Die Stadt Kiel soll aufblühen

„18 Blühwiesen für Kiel“ heißt das Programm, mit dem die Landeshauptstadt mehr als nur ein Zeichen gegen das Insektensterben setzen will. Zusammen mit Kindern und Jugendlichen des Hasseer Jugendtreffs „Station 113“ hat ein Team des Grünflächenamts jetzt die Altenrader Rasenfläche umgewidmet.

Über die Hälfte der Insektenarten in Schleswig-Holstein ist vom Aussterben bedroht oder bereits ausgestorben. Diese alarmierende, wissenschaftlich belegte Nachricht hat im Mai 2019 zum Ratsbeschluss geführt: In jedem der 18 Kieler Ortsteile soll unter Beteiligung der Einwohner*innen und Ortsbeiräte nach einer geeigneten Fläche für eine Blühwiese gesucht werden. Im Oktober 2020 sind daraufhin die ersten drei Wiesen angelegt worden.

Kulturfläche Blühwiese
Wiesen gehören zu den artenreichsten Lebensräumen in Europa. Kein Wunder also, dass über die Hälfte der heimischen Pflanzen Grünlandarten sind. Stellen Sie sich vor: Artenreiches Grünland besteht aus 30 bis 60 Pflanzenarten, und im Schnitt kommen auf jede Pflanzen-art zwölf Insektenarten. Damit ist die Blühwiese ein einzigartiger Lebensraum, Nahrungsquelle und auch Nistplatz für Insekten. Damit aus einer Gebrauchsrasenfläche wie der in Hassee an der Ecke Altenrade / Neuenrade eine Blühwiese wird, braucht es mehr als den Verzicht aufs Mähen. Idealerweise ist der Boden von sich aus eher mager. Die vorhandene Fläche wird dann umbrochen, also maschinell „umgegraben“, und anschließend findet die Neuansaat mit einer geeigneten Saatmischung statt. „Wir nutzen ein speziell für Kiel zusammengestelltes Regio-Saatgut“, erklärt Anna-Margareta Bläse vom Grünflächenamt, „darin enthalten sind 37 Pflanzenarten.“ Einheimischer geht es nicht. Geachtet wurde dabei unter anderem auch auf eine geringe Anzahl Gräser und einen übers Jahr gesehen langen Blühzeitraum.
Um in voller Pracht aufzublühen, braucht es dann noch Zeit. In zwei bis drei Jahren etwa wird die Hasseer Blühwiese voll entwickelt sein, vorausgesetzt, es wird ein- bis zweimal im Jahr gemäht und das Mähgut wird (es soll ja mager bleiben!) abgeräumt. Die erste Mahd findet circa im Juni, die zweite ungefähr im September statt.

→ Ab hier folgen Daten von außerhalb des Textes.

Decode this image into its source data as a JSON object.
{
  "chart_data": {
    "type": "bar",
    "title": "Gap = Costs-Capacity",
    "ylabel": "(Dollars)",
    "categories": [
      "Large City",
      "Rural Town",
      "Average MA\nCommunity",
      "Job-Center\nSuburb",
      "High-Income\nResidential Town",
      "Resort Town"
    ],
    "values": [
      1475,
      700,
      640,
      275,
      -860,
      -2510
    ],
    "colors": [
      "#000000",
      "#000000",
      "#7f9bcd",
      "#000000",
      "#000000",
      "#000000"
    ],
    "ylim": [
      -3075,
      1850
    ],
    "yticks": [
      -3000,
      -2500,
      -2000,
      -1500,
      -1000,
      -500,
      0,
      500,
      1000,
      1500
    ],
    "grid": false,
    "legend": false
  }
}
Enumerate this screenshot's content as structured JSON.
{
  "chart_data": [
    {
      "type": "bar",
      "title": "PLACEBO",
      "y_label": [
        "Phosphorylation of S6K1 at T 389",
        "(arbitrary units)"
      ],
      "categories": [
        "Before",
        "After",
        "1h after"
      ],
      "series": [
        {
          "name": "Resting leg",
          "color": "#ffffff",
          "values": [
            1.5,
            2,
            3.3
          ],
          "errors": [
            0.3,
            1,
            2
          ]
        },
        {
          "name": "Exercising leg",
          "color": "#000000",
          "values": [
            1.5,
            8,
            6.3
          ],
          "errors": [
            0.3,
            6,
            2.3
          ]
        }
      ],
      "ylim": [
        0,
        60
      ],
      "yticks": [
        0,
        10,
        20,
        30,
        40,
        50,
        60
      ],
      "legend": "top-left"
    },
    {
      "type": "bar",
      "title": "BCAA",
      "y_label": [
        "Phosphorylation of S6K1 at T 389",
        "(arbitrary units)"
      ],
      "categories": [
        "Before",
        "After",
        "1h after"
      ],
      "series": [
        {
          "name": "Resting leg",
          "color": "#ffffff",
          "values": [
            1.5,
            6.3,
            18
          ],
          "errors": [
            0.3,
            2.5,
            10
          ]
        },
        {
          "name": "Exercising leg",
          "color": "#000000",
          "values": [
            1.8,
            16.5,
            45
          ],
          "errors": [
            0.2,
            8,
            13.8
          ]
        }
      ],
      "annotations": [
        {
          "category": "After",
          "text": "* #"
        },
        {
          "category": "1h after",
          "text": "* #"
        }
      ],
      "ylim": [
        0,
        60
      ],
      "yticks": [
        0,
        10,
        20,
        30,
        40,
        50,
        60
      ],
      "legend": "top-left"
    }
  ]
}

Spätestens daran wird klar, dass die Blühwiese eine alte Kulturlandschaft ist, die sich abhängig von menschlicher Bewirtschaftung entwickelt hat.

Saatfläche in organischer Form
Vorbereitet hat diese Fläche ein Ausbildungsteam des Grünflächenamts, Abteilung Friedhöfe. Zwischen Bäumen, um den Gedenkstein und neben der Sitzmöglichkeit haben die Lehrlinge eine Einsaatfläche in organischer Form geschaffen, die der Neuanlage schon vor der Ansaat einen harmonischen Ausdruck verleiht.
Unterstützung bei der feierlichen Einsaat am 16. September bekommt das Grünflächenamt durch die Kinder und Jugendlichen der „Station 113“, des unmittelbar benachbarten Hasseer Jugendtreffs. Ein knappes Dutzend von ihnen bekommt Eimer mit der Saatgutmischung und eine Anleitung, wie aus dem Handgelenk heraus der richtige Schwung entsteht – „wie beim Hühnerfüttern“, kommentiert Leiter Jörg Breede und greift selbst ebenfalls in den Eimer.

Dazu Waffeln und Hip-Hop
Im und um den ehemaligen Hasseer Bahnhof in der Altenrade 2 zeigen sich die Jugendlichen als gute Gastgeber. Zum Kaffee gibt es aus dem Bus der mobilen Offenen Kinder- und Jugendarbeit heraus frisch gebackene Waffeln, auch vegane. Nebendran legt ein Kollege aus dem Jugendtreff Ellerbek Hip-Hop-Tracks auf.
So sind alle Anwesenden noch ein Weilchen beisammen, plauschen und sind sich einig: Kiel kann noch in mancherlei Hinsicht ordentlich wild aufblühen!